Utang Luar Negeri di Singapura rata-rata sebesar 1.685.131,08 Juta SGD dari tahun 2003 hingga 2024, mencapai rekor tertinggi sepanjang masa sebesar 2.725.589,40 Juta SGD pada kuartal kedua tahun 2024. Debt to PDB Singapore sebesar hampir mendekati 200%.
Orang awam akan jadikan itu sebagai dalih “ Ah utang Indonesia belum seberapa dibandingkan Singapore. Kita hebat dalam berhutang. Sangat hati hati.” Tapi warga DDB tidak termasuk yang awam. Walau berteman dengan pedagang sempak, namun wawasannya tidak sesempit sempak.
Singapore itu negara jasa. Dia salah satu financial center terbesar di Dunia. Bahkan merupakan sorga offshore fund, yang punya hub OFC terbaik di dunia. Artinya sumber daya negara Singapore itu memang bukan SDA tetapi trust. Bayangin aja, Menteri cuman numpang pesawat jet pribadi dipaksa mundur dan kena kasus korupsi, Kalau negara lain itu hal biasa.
Singapore juga dikenal well menegement dalam hal jasa. Jasa terpenting dalam dunia kapitalis. Yaitu logistic dan financial. Makanya hampir semua orang kaya di dunia, tempatkan dananya di Singapore. Hampir lebih 1/3 logistik dunia menggunakan port Singapore sebagai hub.
Singapore punya dua kamar system moneter nya. Satu onshore dan satu lagi offshore. Offshore itu bebas pajak dan bebas dipindahkan uangnya kapan saja. Karena tidak dicatat sebagai utang pemerintah. 80% dana di Singapore itu bersifat offshore. Namun dengan adanya capital out/in flow , Sinngapore dapat fee sebagai sumber pendapatan memakmurkan negaranya.

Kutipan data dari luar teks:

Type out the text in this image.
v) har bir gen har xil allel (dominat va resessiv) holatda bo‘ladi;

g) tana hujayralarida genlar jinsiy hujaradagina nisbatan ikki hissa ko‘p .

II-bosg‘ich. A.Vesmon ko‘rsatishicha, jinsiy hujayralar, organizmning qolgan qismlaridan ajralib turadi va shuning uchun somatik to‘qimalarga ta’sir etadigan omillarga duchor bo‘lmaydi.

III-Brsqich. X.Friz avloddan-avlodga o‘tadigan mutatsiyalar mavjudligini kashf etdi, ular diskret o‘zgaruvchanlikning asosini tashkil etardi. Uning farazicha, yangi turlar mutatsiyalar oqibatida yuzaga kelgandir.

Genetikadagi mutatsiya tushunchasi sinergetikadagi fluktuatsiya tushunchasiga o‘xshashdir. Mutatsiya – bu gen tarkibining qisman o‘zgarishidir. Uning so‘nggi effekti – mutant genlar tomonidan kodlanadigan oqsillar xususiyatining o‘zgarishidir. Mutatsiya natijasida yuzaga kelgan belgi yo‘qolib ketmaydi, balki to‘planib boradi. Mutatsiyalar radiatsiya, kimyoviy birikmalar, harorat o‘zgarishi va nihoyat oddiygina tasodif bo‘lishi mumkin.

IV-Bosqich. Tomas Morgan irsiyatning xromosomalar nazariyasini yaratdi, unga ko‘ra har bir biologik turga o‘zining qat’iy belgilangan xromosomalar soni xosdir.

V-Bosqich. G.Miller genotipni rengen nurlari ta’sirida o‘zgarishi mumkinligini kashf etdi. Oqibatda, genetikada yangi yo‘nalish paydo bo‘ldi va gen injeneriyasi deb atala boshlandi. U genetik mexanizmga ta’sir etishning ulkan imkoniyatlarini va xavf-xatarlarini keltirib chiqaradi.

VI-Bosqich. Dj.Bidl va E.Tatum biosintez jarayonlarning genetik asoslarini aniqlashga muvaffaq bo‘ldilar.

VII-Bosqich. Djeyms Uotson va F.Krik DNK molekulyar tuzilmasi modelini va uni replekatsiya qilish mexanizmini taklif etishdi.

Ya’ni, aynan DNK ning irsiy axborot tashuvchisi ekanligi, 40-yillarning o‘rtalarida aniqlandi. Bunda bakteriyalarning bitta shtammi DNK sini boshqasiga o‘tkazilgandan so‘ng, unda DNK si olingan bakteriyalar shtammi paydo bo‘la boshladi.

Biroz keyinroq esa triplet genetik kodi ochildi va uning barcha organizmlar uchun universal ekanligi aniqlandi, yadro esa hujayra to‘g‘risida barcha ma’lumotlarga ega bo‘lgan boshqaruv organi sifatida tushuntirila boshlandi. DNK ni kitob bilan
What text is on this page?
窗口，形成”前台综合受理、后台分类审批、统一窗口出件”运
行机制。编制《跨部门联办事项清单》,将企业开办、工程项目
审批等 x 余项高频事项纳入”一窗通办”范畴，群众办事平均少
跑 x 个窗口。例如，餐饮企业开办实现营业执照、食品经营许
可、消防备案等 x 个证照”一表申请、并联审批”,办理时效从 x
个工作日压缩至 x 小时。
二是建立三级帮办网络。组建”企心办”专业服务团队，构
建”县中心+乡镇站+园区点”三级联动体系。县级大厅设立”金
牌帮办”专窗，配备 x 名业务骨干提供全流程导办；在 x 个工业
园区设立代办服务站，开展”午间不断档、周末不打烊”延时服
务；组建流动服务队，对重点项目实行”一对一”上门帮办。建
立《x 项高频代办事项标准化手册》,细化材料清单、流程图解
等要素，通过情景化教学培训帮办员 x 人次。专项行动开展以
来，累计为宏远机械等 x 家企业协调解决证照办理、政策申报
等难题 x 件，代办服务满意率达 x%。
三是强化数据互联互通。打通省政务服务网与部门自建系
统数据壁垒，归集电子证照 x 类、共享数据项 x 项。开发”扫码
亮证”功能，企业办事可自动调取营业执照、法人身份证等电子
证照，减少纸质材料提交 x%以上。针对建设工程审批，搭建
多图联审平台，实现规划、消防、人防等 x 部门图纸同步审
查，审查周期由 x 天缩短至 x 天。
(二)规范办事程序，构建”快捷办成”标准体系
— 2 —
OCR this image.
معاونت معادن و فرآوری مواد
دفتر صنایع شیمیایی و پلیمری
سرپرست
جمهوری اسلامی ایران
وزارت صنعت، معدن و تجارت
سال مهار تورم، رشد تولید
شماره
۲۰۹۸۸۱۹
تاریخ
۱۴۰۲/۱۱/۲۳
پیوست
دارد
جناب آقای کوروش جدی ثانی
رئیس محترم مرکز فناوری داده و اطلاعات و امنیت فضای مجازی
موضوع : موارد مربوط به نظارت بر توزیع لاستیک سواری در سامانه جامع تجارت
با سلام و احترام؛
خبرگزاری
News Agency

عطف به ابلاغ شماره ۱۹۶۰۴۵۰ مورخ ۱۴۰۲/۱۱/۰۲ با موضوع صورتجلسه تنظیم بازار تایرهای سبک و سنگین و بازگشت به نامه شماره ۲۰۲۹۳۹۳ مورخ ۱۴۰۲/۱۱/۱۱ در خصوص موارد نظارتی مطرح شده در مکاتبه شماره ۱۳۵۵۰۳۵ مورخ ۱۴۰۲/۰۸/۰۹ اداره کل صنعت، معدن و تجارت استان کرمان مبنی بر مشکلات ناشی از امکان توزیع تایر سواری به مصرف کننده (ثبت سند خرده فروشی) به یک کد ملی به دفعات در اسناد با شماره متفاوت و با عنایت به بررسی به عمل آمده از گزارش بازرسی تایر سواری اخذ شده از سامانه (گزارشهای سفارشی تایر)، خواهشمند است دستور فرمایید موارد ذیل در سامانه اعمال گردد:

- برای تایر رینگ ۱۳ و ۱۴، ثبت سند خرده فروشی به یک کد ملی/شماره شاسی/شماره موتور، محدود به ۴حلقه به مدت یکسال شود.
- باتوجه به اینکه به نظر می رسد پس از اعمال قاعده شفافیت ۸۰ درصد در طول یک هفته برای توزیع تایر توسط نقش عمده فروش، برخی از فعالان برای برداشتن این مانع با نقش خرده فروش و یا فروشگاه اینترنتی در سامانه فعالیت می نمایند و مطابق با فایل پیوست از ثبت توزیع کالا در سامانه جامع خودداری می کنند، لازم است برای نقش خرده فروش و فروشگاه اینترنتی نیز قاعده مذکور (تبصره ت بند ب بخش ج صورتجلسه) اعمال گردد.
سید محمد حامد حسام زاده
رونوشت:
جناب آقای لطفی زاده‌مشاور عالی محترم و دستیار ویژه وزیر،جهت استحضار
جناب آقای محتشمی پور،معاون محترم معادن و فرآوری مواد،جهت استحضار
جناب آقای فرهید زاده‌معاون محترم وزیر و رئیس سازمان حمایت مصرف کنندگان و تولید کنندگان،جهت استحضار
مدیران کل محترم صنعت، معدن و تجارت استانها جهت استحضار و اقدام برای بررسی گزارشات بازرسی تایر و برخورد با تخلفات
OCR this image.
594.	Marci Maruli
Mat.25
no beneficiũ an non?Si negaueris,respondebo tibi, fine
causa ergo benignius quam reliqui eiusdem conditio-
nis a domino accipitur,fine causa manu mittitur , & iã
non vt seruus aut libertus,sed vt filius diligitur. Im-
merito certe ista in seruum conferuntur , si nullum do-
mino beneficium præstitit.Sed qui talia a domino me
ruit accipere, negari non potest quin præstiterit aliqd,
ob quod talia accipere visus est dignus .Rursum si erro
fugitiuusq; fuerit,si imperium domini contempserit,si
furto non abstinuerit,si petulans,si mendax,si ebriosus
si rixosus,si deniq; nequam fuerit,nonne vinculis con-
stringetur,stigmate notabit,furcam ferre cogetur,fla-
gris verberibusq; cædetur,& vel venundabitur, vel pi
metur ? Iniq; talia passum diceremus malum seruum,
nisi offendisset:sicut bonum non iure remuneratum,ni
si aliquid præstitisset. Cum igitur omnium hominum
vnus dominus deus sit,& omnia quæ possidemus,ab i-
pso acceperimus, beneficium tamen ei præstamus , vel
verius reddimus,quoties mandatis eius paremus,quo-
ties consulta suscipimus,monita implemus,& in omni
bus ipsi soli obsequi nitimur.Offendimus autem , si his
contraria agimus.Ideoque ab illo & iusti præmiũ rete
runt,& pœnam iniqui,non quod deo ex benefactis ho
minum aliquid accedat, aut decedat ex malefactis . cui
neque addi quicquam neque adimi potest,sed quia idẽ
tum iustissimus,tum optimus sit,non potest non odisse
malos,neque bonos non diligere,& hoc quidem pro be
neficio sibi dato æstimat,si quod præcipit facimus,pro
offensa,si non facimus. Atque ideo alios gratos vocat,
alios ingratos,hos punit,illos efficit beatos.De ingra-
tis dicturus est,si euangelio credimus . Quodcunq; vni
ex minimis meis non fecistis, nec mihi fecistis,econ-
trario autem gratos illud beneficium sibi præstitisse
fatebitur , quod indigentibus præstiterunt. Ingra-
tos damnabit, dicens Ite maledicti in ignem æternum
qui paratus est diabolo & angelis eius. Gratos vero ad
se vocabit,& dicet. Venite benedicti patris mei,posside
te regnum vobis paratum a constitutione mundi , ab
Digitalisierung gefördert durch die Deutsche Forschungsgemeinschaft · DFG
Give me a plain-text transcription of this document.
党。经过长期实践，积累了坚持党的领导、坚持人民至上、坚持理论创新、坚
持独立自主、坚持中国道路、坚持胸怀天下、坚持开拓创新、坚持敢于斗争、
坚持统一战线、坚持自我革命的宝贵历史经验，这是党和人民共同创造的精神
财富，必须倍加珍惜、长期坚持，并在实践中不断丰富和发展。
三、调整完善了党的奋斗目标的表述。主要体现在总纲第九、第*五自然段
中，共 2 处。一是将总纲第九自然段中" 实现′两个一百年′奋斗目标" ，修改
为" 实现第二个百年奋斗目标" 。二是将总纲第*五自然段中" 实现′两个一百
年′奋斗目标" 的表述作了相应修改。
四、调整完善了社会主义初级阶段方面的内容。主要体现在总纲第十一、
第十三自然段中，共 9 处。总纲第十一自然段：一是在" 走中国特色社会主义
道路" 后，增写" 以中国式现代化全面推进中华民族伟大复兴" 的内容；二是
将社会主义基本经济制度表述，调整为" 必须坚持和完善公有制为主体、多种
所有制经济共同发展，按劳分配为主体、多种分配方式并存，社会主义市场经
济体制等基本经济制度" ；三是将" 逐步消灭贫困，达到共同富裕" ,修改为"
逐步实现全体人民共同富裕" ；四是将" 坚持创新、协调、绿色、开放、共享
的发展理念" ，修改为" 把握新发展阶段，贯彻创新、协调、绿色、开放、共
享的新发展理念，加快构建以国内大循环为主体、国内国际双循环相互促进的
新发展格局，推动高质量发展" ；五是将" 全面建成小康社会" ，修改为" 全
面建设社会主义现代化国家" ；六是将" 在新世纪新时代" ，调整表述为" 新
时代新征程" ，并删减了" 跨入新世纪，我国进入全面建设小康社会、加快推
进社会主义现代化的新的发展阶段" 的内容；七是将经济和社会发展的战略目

Sementara onshore, hanya 20 % dari total dana yang ada. Itu rekening residence. Utang Singapore bukan kepada asing tetapi kepada rakyat sendiri dan itu sangat rendah. Rasio debt to pdb rendah sekali. Makanya mereka kuat dan mudah memberikan insentif pajak kepada rakyat disaat krisis terjadi dan mengatur kurs sesuai dengan kepentingan fiskalnya. Paham ya.